The all-cash offer came from Lap Shun Hui, the former CEO of eMachines, which merged with Gateway early in 2004. Hui said he believes the company needs to divest itself of its retail line in order to remain competitive.
Gateway did not close the door on further negotiations with the suitor or others, saying its board and management team “remain committed to taking the appropriate steps to enhance shareholder value.”
Hui has said he would be willing to buy Gateway outright and split the company in two himself, though he has not formally offered to do so. At current stock prices, the value of all of Gateway’s shares is around $730 million.
Given its relatively small size and limited access to cash, some type of a strategic sale may well make the most sense for Gateway. Analysts say the company simply can’t compete on price, on marketing reach or in other ways with the likes of Dell, Hewlett-Packard and Lenovo otherwise.
Stuck in Neutral?
The offer comes as Gateway struggles to regroup after the departure of CEO Wayne Inouye last year. His departure came after the company’s modest turnaround had fallen apart, with the company falling out of profitability.
Interim CEO Rick Snyder is running the company, which is said to be searching for a full-time replacement for Inouye, who departed in February.
Hui cited Gateway’s inability to name a new CEO as one reason for his offer. A lack of a permanent leader, he said, “has left Gateway in a position where it is unable to clearly and credibly articulate its strategic direction to the market.”

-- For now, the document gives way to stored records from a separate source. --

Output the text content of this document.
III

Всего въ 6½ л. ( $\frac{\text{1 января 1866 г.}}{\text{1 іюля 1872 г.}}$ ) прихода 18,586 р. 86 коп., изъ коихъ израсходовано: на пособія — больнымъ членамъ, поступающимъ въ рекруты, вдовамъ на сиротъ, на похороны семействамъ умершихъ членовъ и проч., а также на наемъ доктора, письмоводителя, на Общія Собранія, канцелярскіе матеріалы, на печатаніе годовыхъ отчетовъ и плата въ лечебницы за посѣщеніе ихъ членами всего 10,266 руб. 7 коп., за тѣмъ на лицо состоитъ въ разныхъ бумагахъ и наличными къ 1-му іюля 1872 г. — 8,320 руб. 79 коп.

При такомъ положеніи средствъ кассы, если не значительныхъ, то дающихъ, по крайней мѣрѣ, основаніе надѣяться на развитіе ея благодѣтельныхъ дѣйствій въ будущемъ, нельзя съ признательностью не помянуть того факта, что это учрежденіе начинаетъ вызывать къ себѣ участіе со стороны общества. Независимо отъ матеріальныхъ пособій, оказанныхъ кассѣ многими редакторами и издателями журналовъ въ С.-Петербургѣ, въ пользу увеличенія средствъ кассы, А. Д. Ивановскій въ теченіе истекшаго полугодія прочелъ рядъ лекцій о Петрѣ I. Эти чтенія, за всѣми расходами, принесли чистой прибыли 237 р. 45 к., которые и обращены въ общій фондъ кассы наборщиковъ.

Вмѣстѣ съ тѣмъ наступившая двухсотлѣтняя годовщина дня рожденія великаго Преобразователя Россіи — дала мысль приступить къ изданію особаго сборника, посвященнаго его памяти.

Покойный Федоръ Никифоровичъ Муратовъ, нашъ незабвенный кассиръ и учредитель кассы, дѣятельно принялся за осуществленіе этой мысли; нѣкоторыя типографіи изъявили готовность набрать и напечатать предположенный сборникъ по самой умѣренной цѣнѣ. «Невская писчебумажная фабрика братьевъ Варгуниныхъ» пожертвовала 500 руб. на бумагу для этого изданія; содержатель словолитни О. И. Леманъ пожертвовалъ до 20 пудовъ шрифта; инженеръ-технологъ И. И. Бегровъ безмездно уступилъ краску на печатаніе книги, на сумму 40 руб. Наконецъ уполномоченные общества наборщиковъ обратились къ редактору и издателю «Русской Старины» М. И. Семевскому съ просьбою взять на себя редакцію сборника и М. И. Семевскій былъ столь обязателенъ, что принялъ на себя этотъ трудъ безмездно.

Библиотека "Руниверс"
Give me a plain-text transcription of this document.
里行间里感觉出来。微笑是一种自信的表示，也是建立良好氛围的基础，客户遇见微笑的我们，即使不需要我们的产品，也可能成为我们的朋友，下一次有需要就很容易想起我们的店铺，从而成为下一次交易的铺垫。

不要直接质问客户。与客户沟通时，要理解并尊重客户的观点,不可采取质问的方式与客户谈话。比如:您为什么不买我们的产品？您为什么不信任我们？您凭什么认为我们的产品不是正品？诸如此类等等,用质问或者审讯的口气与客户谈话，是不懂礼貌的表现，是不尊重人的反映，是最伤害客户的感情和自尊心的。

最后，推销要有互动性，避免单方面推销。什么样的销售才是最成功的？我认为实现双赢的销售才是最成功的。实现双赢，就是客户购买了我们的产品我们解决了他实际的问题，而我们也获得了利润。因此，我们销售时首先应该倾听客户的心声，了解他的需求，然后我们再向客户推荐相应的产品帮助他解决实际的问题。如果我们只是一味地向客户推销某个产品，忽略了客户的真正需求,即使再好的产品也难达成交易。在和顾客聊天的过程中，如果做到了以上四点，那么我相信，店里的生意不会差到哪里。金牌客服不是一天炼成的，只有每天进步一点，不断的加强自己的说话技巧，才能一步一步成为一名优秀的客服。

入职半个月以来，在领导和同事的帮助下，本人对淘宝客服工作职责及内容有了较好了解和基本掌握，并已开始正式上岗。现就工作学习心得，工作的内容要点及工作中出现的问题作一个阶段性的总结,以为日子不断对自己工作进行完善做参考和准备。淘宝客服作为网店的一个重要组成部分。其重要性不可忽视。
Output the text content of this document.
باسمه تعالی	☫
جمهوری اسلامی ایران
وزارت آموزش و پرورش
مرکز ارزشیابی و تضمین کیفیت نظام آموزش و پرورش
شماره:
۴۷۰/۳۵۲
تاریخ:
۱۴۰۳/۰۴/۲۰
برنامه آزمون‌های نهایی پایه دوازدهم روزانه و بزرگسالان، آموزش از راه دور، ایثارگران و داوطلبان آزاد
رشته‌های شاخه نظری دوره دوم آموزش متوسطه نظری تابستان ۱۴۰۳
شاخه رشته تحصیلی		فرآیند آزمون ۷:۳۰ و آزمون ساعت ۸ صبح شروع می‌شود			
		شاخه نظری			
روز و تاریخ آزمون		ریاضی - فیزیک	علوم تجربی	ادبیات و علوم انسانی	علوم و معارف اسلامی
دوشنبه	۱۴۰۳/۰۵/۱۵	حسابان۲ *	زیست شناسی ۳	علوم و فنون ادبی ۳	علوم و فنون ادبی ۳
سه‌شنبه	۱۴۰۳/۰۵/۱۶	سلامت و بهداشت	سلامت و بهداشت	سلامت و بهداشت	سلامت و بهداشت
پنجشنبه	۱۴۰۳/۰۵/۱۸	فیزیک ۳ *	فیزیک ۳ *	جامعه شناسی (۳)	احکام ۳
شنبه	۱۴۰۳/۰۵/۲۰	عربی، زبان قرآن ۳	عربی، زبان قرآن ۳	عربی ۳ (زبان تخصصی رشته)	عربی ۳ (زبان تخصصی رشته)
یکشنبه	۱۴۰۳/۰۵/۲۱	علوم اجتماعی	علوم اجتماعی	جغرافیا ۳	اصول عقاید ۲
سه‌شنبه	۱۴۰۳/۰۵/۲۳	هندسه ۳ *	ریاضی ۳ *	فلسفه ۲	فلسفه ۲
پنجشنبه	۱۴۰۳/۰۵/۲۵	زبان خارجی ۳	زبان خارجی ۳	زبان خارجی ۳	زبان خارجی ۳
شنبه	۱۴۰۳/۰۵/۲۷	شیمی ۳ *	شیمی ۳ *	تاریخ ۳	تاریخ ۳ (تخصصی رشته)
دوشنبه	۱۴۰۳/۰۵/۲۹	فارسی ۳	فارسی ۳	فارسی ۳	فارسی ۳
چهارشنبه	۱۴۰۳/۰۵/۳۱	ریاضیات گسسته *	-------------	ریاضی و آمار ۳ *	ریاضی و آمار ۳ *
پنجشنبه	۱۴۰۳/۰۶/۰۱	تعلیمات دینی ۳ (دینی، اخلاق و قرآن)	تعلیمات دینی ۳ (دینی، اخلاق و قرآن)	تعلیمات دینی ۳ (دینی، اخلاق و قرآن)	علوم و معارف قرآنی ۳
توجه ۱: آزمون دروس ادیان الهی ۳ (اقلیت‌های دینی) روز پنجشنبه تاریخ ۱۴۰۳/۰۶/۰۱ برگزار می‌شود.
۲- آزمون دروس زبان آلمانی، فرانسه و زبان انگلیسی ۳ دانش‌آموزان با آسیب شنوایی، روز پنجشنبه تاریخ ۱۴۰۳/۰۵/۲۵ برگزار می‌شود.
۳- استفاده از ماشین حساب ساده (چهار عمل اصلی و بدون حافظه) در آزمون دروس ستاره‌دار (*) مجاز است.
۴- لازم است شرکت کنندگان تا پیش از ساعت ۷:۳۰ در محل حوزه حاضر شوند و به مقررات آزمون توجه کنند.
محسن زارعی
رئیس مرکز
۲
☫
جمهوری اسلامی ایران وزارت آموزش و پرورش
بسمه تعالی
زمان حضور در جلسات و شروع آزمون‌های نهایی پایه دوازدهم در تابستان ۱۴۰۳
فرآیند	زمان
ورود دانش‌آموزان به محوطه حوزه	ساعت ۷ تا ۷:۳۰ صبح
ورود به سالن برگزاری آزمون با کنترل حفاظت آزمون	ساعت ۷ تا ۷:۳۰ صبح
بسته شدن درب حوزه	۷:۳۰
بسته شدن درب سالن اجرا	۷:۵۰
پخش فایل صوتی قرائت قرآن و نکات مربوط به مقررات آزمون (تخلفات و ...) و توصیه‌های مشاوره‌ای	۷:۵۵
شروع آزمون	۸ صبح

At the time of their merger in 2004, Gateway and eMachines together were the third largest PC maker in the world. Since then, Lenovo has leaped into the top tier of vendors by buying IBM’s PC line and low-cost, overseas vendors such as Acer have also moved up the ranks.
In July, research firm IDC said Gateway saw double-digit sales growth in the second quarter, but still was well outside the top five worldwide vendors, which now includes Dell, HP, Lenovo, Acer and Fujitsu. Gateway remains a top 5 vendor in the U.S., where it still has traction in the K-12 and higher education markets, among other niches.
The merger with eMachines renewed Gateway’s focus on the low-cost market. However, the move was perceived as a risk at a time when PC prices overall are dropping, companies such as Dell have stripped much of the manufacturing costs out of the PC-making process and when Chinese-based vendors were coming onto the scene.
For Gateway, however, matching price cuts is difficult because it cannot offer vendors and suppliers the same scale that rivals can.
“Dell and HP can get bigger discounts by buying in larger quantities,” said Endpoint Technologies Associates President Roger Kay. “For Gateway, the scale to drive down the costs isn’t there.”
Gateway has had some success in moving into the notebook market aggressively, with some of its machines getting positive reviews, according to Kay.
Because of its relative strength in the U.S. market, Gateway could be an attractive acquisition target for overseas vendors who would use its distribution channels and brand name to get a foothold in North America.
Gateway became a force with its direct sales model and its down-home branding, shipping its PCs in boxes covered with cow spots meant to evoke its Midwest roots. It struggled to right-size itself after the dot-com collapse, however, shuttering hundreds of Gateway Country Stores and laying off thousands of employees.